Follow the Eyes: Head-Mounted Cameras Could Help Robots Understand Social Interactions
What is everyone looking at? It’s a common question in social settings because the answer identifies something of interest, or helps delineate social groupings. Those insights someday will be essential for robots designed to interact with humans, so researchers at Carnegie Mellon University’s Robotics Institute have developed a method for detecting where people’s gazes intersect.
The researchers tested the method using groups of people with head-mounted video cameras. By noting where their gazes converged in three-dimensional space, the researchers could determine if they were listening to a single speaker, interacting as a group, or even following the bouncing ball in a ping-pong game.
The system thus uses crowdsourcing to provide subjective information about social groups that would otherwise be difficult or impossible for a robot to ascertain.

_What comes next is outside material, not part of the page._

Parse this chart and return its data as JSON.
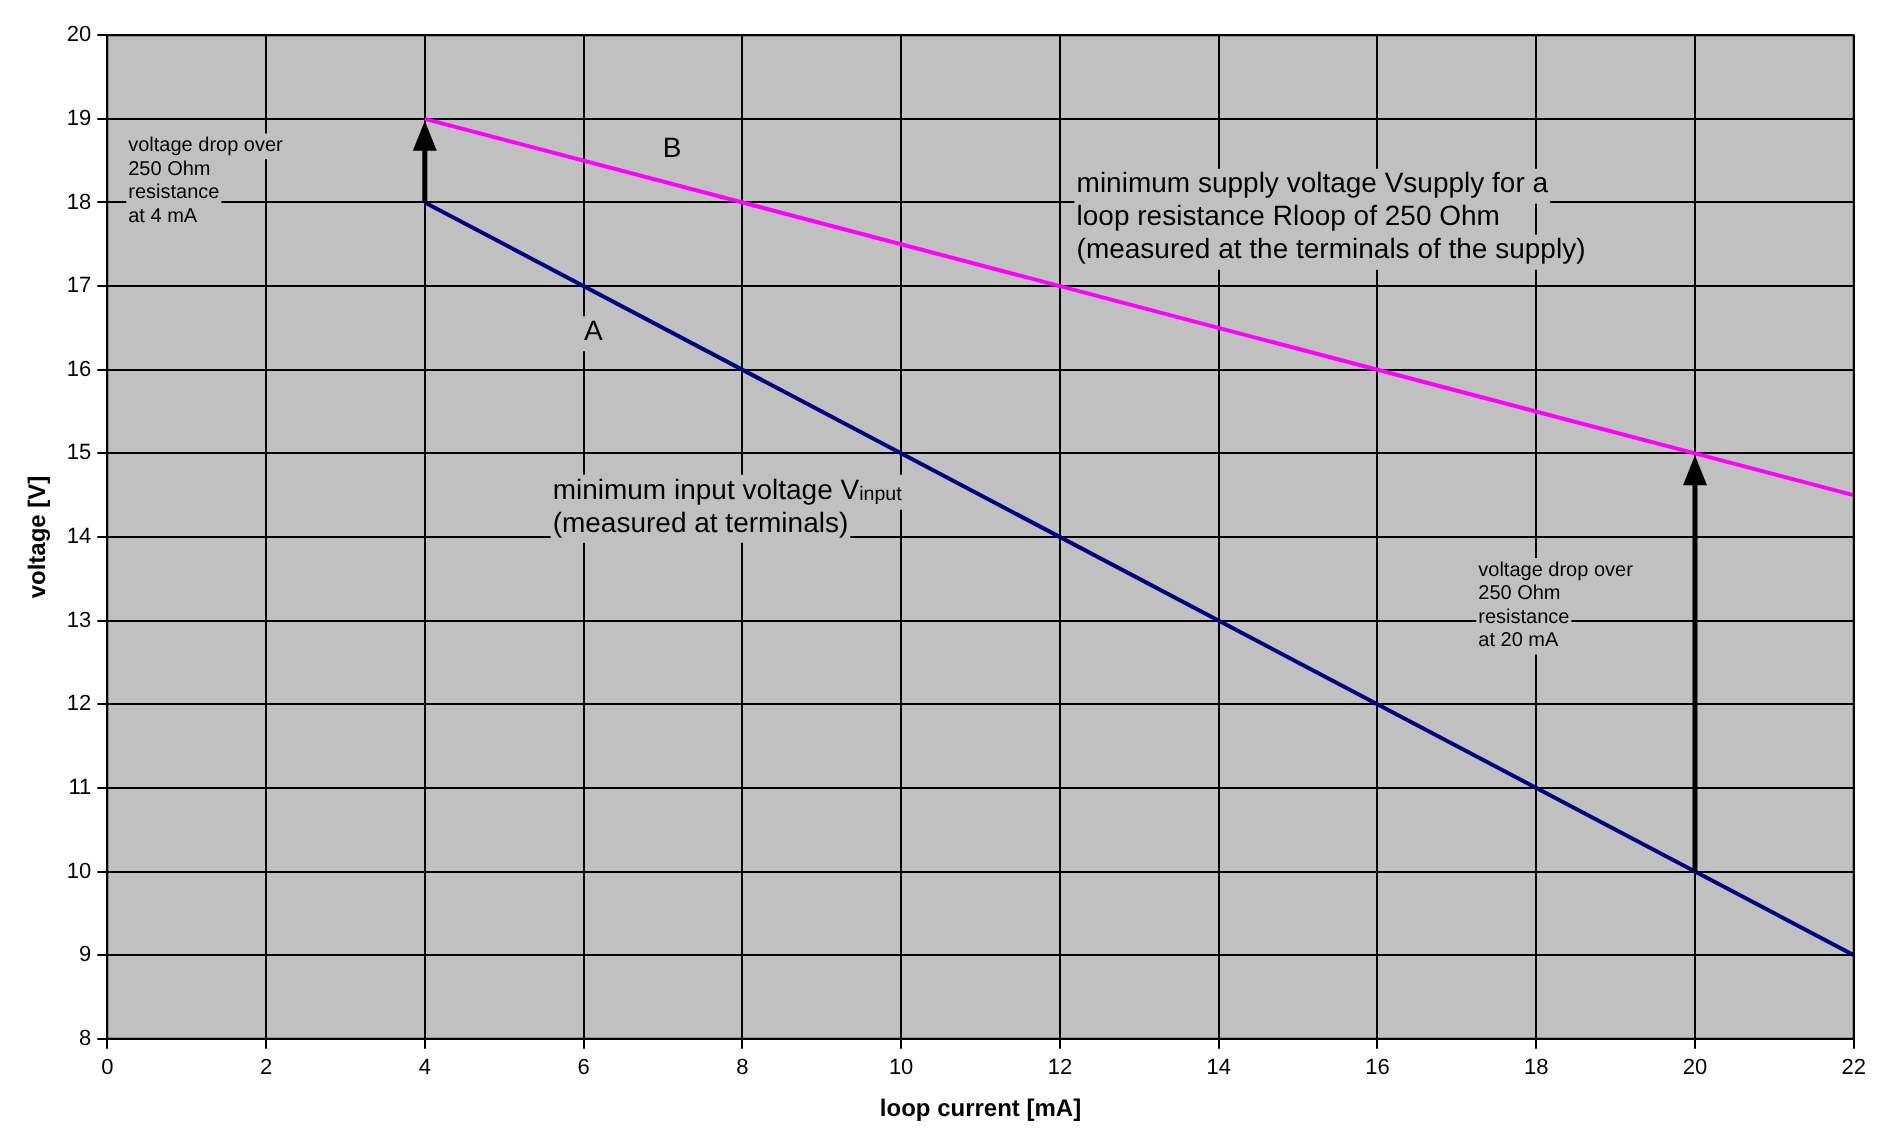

The researchers’ algorithm for determining “social saliency” could ultimately be used to evaluate a variety of social cues, such as the expressions on people’s faces or body movements, or data from other types of visual or audio sensors.

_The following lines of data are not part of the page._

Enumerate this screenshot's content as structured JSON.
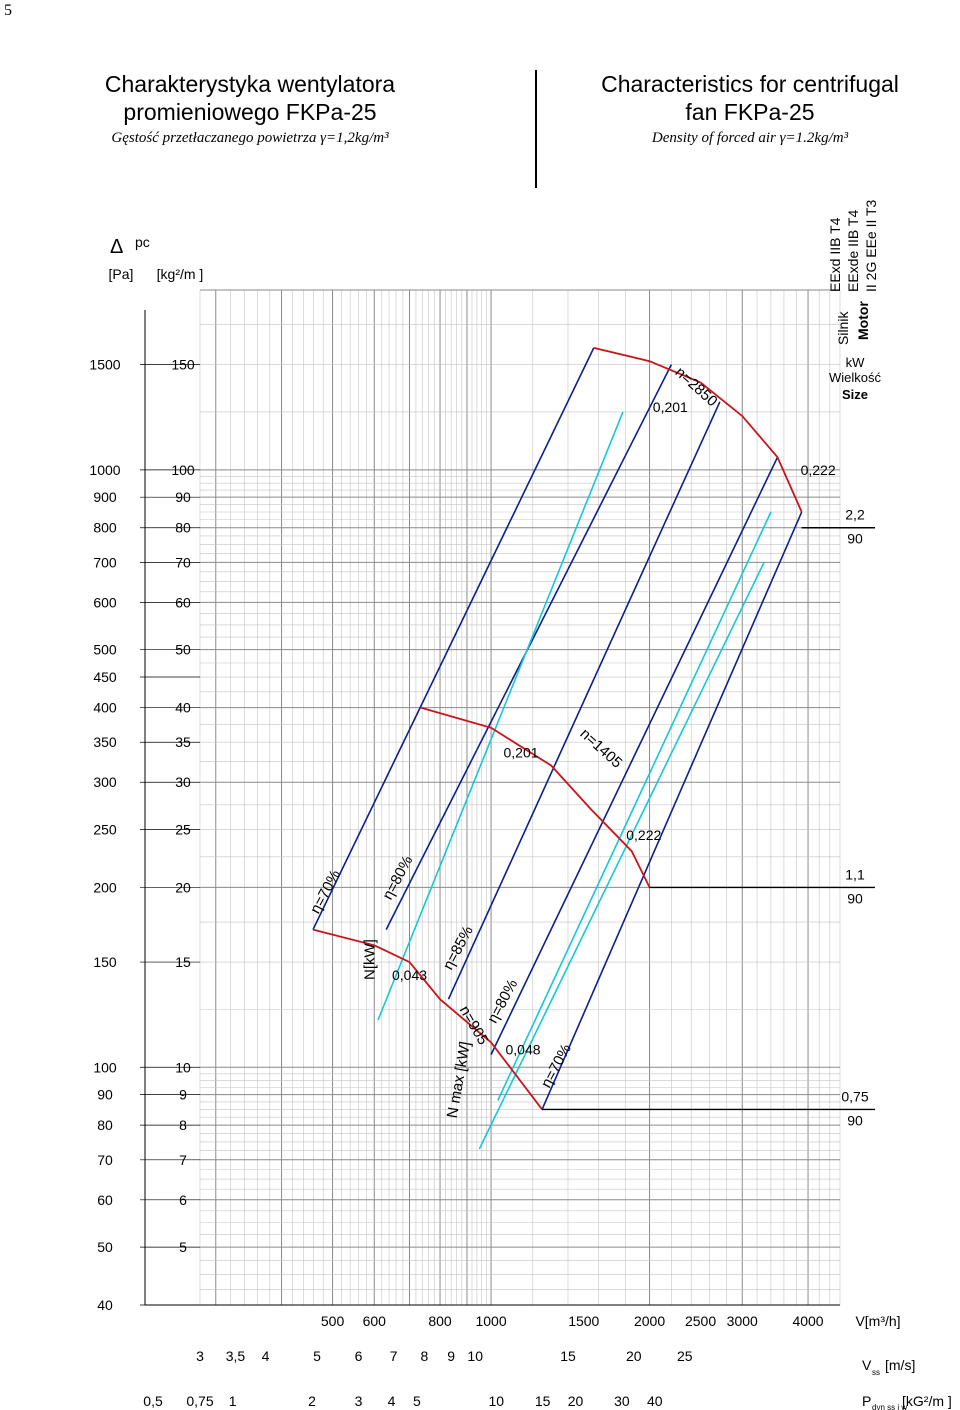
{
  "page_number": "5",
  "header": {
    "pl_title_1": "Charakterystyka  wentylatora",
    "pl_title_2": "promieniowego  FKPa-25",
    "pl_density": "Gęstość  przetłaczanego  powietrza  γ=1,2kg/m³",
    "en_title_1": "Characteristics for centrifugal",
    "en_title_2": "fan   FKPa-25",
    "en_density": "Density of forced air  γ=1.2kg/m³"
  },
  "chart_data": {
    "type": "line",
    "xscale": "log",
    "yscale": "log",
    "xlabel": "V[m³/h]",
    "ylabel_pa": "[Pa]",
    "ylabel_kg": "[kg²/m ]",
    "ylabel_symbol": "Δ p c",
    "xlim": [
      280,
      4600
    ],
    "ylim": [
      40,
      2000
    ],
    "x_ticks": [
      500,
      600,
      800,
      1000,
      1500,
      2000,
      2500,
      3000,
      4000
    ],
    "x_tick_labels": [
      "500",
      "600",
      "800",
      "1000",
      "1500",
      "2000",
      "2500",
      "3000",
      "4000"
    ],
    "y_ticks_pa": [
      1500,
      1000,
      900,
      800,
      700,
      600,
      500,
      450,
      400,
      350,
      300,
      250,
      200,
      150,
      100,
      90,
      80,
      70,
      60,
      50,
      40
    ],
    "y_tick_labels_pa": [
      "1500",
      "1000",
      "900",
      "800",
      "700",
      "600",
      "500",
      "450",
      "400",
      "350",
      "300",
      "250",
      "200",
      "150",
      "100",
      "90",
      "80",
      "70",
      "60",
      "50",
      "40"
    ],
    "y_tick_labels_kg": [
      "150",
      "100",
      "90",
      "80",
      "70",
      "60",
      "50",
      "40",
      "35",
      "30",
      "25",
      "20",
      "15",
      "10",
      "9",
      "8",
      "7",
      "6",
      "5"
    ],
    "y_ticks_kg_pa": [
      1500,
      1000,
      900,
      800,
      700,
      600,
      500,
      400,
      350,
      300,
      250,
      200,
      150,
      100,
      90,
      80,
      70,
      60,
      50
    ],
    "secondary_axes": [
      {
        "label": "V",
        "sub": "ss",
        "unit": "[m/s]",
        "ticks": [
          "3",
          "3,5",
          "4",
          "5",
          "6",
          "7",
          "8",
          "9",
          "10",
          "15",
          "20",
          "25"
        ],
        "tick_at_v": [
          280,
          327,
          373,
          467,
          560,
          653,
          747,
          840,
          933,
          1400,
          1867,
          2333
        ]
      },
      {
        "label": "P",
        "sub": "dyn ss i w",
        "unit": "[kG²/m ]",
        "ticks": [
          "0,5",
          "0,75",
          "1",
          "2",
          "3",
          "4",
          "5",
          "10",
          "15",
          "20",
          "30",
          "40"
        ],
        "tick_at_v": [
          228,
          280,
          323,
          457,
          560,
          647,
          723,
          1023,
          1253,
          1447,
          1772,
          2046
        ]
      }
    ],
    "speed_curves": [
      {
        "label": "n=2850",
        "points": [
          [
            1567,
            1600
          ],
          [
            2000,
            1520
          ],
          [
            2500,
            1400
          ],
          [
            3000,
            1230
          ],
          [
            3500,
            1050
          ],
          [
            3890,
            850
          ]
        ]
      },
      {
        "label": "n=1405",
        "points": [
          [
            735,
            400
          ],
          [
            1000,
            370
          ],
          [
            1300,
            320
          ],
          [
            1550,
            270
          ],
          [
            1850,
            230
          ],
          [
            2000,
            200
          ]
        ]
      },
      {
        "label": "n=905",
        "points": [
          [
            459,
            170
          ],
          [
            600,
            160
          ],
          [
            700,
            150
          ],
          [
            800,
            130
          ],
          [
            1000,
            110
          ],
          [
            1250,
            85
          ]
        ]
      }
    ],
    "series": [
      {
        "label": "η=70%",
        "kind": "efficiency",
        "color": "#0b1f8f",
        "points": [
          [
            459,
            170
          ],
          [
            1567,
            1600
          ]
        ]
      },
      {
        "label": "η=80%",
        "kind": "efficiency",
        "color": "#0b1f8f",
        "points": [
          [
            632,
            170
          ],
          [
            2200,
            1500
          ]
        ]
      },
      {
        "label": "η=85%",
        "kind": "efficiency",
        "color": "#0b1f8f",
        "points": [
          [
            830,
            130
          ],
          [
            2720,
            1300
          ]
        ]
      },
      {
        "label": "η=80%",
        "kind": "efficiency",
        "color": "#0b1f8f",
        "points": [
          [
            1000,
            105
          ],
          [
            3500,
            1050
          ]
        ]
      },
      {
        "label": "η=70%",
        "kind": "efficiency",
        "color": "#0b1f8f",
        "points": [
          [
            1250,
            85
          ],
          [
            3890,
            850
          ]
        ]
      },
      {
        "label": "N[kW]",
        "kind": "power",
        "color": "#15c8d8",
        "points": [
          [
            610,
            120
          ],
          [
            1780,
            1250
          ]
        ]
      },
      {
        "label": "0,201 / 0,222",
        "kind": "power",
        "color": "#15c8d8",
        "points": [
          [
            1030,
            88
          ],
          [
            3400,
            850
          ]
        ]
      },
      {
        "label": "N max [kW]",
        "kind": "power",
        "color": "#15c8d8",
        "points": [
          [
            950,
            73
          ],
          [
            3300,
            700
          ]
        ]
      }
    ],
    "annotations": [
      {
        "text": "0,201",
        "v": 2190,
        "p": 1250
      },
      {
        "text": "0,222",
        "v": 4180,
        "p": 980
      },
      {
        "text": "0,201",
        "v": 1140,
        "p": 330
      },
      {
        "text": "0,222",
        "v": 1950,
        "p": 240
      },
      {
        "text": "0,043",
        "v": 700,
        "p": 140
      },
      {
        "text": "0,048",
        "v": 1150,
        "p": 105
      },
      {
        "text": "N[kW]",
        "v": 600,
        "p": 140,
        "rotate": -90
      },
      {
        "text": "N max [kW]",
        "v": 860,
        "p": 82,
        "rotate": -80
      }
    ],
    "motor_table": {
      "heading": [
        "Silnik",
        "Motor"
      ],
      "types": [
        "EExd IIB  T4",
        "EExde IIB  T4",
        "II 2G EEe II T3"
      ],
      "kw_label": "kW",
      "size_label_pl": "Wielkość",
      "size_label_en": "Size",
      "rows": [
        {
          "kw": "2,2",
          "size": "90",
          "pressure_pa": 800
        },
        {
          "kw": "1,1",
          "size": "90",
          "pressure_pa": 200
        },
        {
          "kw": "0,75",
          "size": "90",
          "pressure_pa": 85
        }
      ]
    }
  }
}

"This really is just a first step toward analyzing the social signals of people," said Hyun Soo Park, a Ph.D. student in mechanical engineering, who worked on the project with Yaser Sheikh, assistant research professor of robotics, and Eakta Jain of Texas Instruments, who was awarded a Ph.D. in robotics last spring. "In the future, robots will need to interact organically with people and to do so they must understand their social environment, not just their physical environment."